Research

My research is primarily in the vein of computational (psycho)linguistics. I use mountains of data to tease out trends in how we process language, and thereby elucidate cognitive processes. My current research investigates how timing surrounding computer keyboard typing can uniquely identify an individual, and how these patterns reflect underlying cognition.

Multi-word Expressions

Keystroke Dynamics

Typing patterns are unique to individuals. Just as everyone has a unique voice, such as pitch, rate of speech, and vocabulary, everyone has a unique way of typing. We frame typing patterns by the keystroke’s linguistic context, such as the word within which the keystroke was produced, or that word’s lexical category. For example, a typist might produce TH differently in a noun versus in a verb.

We utilize keystroke dynamics for two tasks: individual identification and cohort identification. The first task uses keystroke dynamics to better identify an individual. The latter task uses keystroke dynamics to try to predict a typist’s demographics, e.g. native language or gender, from their typing patterns.


Computational Linguistics vs Natural Language Processing

In order to frame my research goals, I’d like to throw my hat in the “Natural Language Processing vs. Computational Linguistics” ring. A great deal of ink has been spilled on the subject, so a bit more spillage can’t hurt.

Computational Linguistics

In English, a modifying adjective precedes the noun. Thus, computational linguistics is a form of linguistics. For me, computational linguistics is using computational power as a means to better understand linguistic phenomena. Rather than examining a few dozen sentences, a computer allows a linguist to study thousands or millions of sentences.
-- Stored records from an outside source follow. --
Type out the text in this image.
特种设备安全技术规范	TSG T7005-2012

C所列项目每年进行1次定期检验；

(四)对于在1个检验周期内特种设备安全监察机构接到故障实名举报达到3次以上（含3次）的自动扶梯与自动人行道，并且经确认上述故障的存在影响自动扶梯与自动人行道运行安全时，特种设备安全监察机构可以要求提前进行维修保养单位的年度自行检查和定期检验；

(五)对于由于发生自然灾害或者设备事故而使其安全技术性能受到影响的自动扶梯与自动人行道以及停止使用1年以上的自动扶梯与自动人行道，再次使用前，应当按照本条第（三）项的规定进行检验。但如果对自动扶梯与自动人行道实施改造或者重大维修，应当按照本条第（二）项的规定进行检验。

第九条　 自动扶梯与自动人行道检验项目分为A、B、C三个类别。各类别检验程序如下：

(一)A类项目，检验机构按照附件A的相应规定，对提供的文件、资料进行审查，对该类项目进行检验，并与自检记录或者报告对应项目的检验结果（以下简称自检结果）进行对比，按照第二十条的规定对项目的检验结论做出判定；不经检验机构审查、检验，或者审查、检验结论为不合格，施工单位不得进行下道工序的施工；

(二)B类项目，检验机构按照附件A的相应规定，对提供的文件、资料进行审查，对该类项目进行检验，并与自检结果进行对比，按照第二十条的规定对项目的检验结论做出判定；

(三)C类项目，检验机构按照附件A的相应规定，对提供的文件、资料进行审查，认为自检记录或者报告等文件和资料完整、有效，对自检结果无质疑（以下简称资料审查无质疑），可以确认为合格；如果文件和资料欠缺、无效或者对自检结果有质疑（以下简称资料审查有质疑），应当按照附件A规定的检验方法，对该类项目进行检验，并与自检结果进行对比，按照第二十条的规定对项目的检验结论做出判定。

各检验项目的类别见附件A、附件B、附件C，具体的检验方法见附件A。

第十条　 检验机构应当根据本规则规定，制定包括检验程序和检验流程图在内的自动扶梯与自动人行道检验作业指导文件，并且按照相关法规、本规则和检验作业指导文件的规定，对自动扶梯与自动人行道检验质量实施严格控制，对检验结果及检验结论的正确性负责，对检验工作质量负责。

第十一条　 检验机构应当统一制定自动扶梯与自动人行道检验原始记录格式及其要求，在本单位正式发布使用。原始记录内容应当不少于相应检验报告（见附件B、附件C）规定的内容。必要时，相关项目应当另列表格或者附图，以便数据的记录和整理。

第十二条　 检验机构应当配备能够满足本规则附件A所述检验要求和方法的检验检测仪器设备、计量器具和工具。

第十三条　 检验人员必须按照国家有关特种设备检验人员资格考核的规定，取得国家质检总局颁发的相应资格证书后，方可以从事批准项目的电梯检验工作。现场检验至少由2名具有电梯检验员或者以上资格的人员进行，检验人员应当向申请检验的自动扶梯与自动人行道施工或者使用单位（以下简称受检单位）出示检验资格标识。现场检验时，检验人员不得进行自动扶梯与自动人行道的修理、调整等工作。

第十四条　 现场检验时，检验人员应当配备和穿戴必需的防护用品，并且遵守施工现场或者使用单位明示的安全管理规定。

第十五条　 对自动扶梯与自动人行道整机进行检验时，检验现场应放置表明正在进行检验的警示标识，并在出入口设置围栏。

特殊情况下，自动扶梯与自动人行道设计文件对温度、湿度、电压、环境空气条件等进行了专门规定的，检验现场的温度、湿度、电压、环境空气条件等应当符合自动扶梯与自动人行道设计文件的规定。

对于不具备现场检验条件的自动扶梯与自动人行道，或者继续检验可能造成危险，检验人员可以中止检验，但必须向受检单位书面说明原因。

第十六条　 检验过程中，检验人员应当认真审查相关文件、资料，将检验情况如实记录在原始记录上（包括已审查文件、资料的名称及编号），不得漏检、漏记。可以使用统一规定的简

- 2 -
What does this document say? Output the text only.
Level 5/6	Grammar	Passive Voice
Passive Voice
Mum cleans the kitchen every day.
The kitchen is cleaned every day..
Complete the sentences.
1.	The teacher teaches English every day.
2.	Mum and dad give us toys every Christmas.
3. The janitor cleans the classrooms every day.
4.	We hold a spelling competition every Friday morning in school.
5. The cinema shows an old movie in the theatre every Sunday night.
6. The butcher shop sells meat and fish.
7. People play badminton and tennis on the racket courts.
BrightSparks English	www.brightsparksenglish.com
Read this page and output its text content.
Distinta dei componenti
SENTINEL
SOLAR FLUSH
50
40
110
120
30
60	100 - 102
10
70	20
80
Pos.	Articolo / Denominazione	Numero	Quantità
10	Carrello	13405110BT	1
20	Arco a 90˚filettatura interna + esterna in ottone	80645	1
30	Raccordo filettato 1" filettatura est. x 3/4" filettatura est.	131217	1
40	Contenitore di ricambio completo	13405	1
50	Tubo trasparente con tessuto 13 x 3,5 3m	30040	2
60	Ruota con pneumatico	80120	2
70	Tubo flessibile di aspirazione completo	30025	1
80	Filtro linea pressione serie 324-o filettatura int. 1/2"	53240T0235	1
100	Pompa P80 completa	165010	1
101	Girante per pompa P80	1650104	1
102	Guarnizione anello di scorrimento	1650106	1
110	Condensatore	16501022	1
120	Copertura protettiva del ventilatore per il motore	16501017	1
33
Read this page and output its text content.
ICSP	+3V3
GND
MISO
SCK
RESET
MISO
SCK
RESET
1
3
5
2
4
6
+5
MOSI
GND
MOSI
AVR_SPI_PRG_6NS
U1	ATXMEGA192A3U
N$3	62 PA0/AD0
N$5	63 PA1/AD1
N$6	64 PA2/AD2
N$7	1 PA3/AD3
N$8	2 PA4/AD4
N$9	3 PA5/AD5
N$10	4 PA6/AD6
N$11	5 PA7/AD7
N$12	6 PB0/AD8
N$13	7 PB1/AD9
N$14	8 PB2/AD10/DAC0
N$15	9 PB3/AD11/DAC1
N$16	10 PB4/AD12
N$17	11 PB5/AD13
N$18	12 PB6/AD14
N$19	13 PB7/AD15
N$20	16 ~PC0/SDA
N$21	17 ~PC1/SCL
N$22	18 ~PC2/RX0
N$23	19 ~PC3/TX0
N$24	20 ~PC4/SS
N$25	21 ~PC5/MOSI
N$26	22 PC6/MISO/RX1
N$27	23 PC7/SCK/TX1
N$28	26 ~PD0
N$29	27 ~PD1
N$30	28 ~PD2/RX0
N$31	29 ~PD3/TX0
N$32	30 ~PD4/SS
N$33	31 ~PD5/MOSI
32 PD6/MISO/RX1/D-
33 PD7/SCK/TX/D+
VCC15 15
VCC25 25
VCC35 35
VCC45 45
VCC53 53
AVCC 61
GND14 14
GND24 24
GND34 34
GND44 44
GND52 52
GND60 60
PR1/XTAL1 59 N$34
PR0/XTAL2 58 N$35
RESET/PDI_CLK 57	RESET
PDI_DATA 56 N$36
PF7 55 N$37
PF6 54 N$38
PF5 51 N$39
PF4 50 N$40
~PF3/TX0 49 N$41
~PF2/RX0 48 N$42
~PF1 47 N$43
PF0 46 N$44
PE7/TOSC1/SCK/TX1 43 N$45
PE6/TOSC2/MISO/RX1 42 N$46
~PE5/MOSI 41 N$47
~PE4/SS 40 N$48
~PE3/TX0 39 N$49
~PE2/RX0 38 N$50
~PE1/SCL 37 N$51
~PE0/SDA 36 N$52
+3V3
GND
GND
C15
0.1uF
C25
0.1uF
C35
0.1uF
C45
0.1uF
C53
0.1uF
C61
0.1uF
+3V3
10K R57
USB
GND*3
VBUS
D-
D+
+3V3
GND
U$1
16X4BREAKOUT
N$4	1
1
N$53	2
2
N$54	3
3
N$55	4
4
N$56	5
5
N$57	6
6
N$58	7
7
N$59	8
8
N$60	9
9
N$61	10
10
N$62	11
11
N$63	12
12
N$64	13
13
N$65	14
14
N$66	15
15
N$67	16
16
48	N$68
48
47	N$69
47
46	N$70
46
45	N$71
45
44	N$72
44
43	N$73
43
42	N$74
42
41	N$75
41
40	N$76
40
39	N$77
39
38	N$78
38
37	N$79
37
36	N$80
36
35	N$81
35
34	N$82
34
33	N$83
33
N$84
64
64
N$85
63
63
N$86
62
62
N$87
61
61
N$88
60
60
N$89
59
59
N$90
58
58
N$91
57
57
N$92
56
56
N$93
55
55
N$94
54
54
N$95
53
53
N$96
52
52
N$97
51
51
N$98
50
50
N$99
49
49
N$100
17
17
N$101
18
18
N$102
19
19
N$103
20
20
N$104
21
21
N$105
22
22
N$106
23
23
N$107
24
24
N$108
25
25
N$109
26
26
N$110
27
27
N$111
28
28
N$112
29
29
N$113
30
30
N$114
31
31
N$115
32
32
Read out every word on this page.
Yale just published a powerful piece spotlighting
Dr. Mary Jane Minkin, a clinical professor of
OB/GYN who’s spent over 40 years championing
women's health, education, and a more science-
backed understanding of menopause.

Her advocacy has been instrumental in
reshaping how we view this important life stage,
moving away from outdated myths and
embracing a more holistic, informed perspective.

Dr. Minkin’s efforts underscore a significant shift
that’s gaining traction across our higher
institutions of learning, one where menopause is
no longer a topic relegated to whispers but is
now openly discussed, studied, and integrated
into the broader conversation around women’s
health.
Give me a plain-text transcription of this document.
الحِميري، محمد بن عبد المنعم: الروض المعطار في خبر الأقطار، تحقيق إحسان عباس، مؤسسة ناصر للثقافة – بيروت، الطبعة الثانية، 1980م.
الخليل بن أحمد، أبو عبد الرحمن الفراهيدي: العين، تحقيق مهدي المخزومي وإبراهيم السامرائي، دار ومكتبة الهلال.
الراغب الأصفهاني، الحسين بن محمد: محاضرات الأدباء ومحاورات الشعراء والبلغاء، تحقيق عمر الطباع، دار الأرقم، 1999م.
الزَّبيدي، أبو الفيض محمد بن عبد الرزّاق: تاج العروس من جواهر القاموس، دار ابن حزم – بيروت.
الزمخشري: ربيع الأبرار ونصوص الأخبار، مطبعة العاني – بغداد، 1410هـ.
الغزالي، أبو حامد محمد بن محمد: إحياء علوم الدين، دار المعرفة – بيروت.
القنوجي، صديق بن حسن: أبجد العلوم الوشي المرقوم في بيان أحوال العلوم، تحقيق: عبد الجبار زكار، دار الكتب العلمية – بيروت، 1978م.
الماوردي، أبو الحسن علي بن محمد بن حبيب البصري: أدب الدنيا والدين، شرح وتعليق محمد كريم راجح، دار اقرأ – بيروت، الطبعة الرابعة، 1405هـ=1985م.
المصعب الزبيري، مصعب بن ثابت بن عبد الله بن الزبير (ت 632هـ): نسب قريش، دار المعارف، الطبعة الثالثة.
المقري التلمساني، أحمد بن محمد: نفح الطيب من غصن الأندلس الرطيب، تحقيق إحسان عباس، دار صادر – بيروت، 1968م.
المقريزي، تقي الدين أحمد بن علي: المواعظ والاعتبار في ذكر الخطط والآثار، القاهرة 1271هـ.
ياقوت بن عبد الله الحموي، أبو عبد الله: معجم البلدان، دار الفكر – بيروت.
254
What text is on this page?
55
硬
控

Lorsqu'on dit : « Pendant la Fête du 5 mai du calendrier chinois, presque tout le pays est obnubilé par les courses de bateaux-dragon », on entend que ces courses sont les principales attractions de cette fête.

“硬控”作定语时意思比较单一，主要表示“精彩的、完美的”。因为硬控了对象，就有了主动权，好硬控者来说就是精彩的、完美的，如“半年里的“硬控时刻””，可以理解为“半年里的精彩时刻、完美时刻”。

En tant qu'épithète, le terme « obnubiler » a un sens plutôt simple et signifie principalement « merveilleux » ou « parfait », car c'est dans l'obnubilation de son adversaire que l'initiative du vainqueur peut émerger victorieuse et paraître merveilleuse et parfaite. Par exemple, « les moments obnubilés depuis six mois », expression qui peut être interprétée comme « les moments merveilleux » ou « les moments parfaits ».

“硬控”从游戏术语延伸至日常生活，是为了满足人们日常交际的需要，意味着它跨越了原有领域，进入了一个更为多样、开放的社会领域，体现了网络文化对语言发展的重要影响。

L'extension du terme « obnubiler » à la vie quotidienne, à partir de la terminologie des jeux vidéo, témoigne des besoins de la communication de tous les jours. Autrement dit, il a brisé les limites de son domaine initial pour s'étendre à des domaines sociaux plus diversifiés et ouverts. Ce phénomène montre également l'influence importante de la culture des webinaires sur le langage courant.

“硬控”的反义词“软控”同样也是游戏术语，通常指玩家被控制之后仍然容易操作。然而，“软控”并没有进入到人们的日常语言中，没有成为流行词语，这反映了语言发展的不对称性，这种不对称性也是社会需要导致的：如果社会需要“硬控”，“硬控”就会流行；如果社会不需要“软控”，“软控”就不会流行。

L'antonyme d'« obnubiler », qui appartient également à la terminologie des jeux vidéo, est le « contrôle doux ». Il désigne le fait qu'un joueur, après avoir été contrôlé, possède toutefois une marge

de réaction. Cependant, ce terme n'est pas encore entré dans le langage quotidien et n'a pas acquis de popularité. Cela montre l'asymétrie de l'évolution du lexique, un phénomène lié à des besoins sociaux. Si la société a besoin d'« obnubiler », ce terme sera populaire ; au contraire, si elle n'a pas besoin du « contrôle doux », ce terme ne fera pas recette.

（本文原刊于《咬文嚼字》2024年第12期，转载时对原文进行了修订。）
Importantly, a computer cannot do anything a human cannot do[citation needed]. A computer just performs human actions billions of times faster than a human. The goal of computational linguistics, in my mind, is to further our understanding of the very human phenomena of language, as practiced by humans. CL just uses the awesome speed of a computer to accelerate this understanding.

As an analogy, computational biology does not aim to reinvent biology. Rather, it harnesses the power of computers to better simulate biological events. Petri dishes are slow and laborious, whereas computers are fast and light. Rather than reinvent the building blocks of life, computational biology aims to better understand it.

Natural Language Processing

The driving goal of natural language processing (NLP) is to generate and process natural (as opposed to computational) language. This goal really doesn’t take into account how the processing is accomplished. If it’s accomplished using mechanisms similar to human language processing, great! If not, so be it.

As an example, let’s say we invented a microchip that was trillions of times more powerful than the human brain, and this microchip could perfectly parse every natural sentence it encountered. From an NLP perspective, this would be a complete victory, even though the microchip is performing calculations that are known to be impossible for human beings. This isn’t to say that an NLP researcher wouldn’t strive for greater efficiency. Rather, replicating human processes is not the end-goal.

My Research

I still haven’t figured out whether CL and NLP are inextricably interdependent or discrete domains. But I think the answer is…both.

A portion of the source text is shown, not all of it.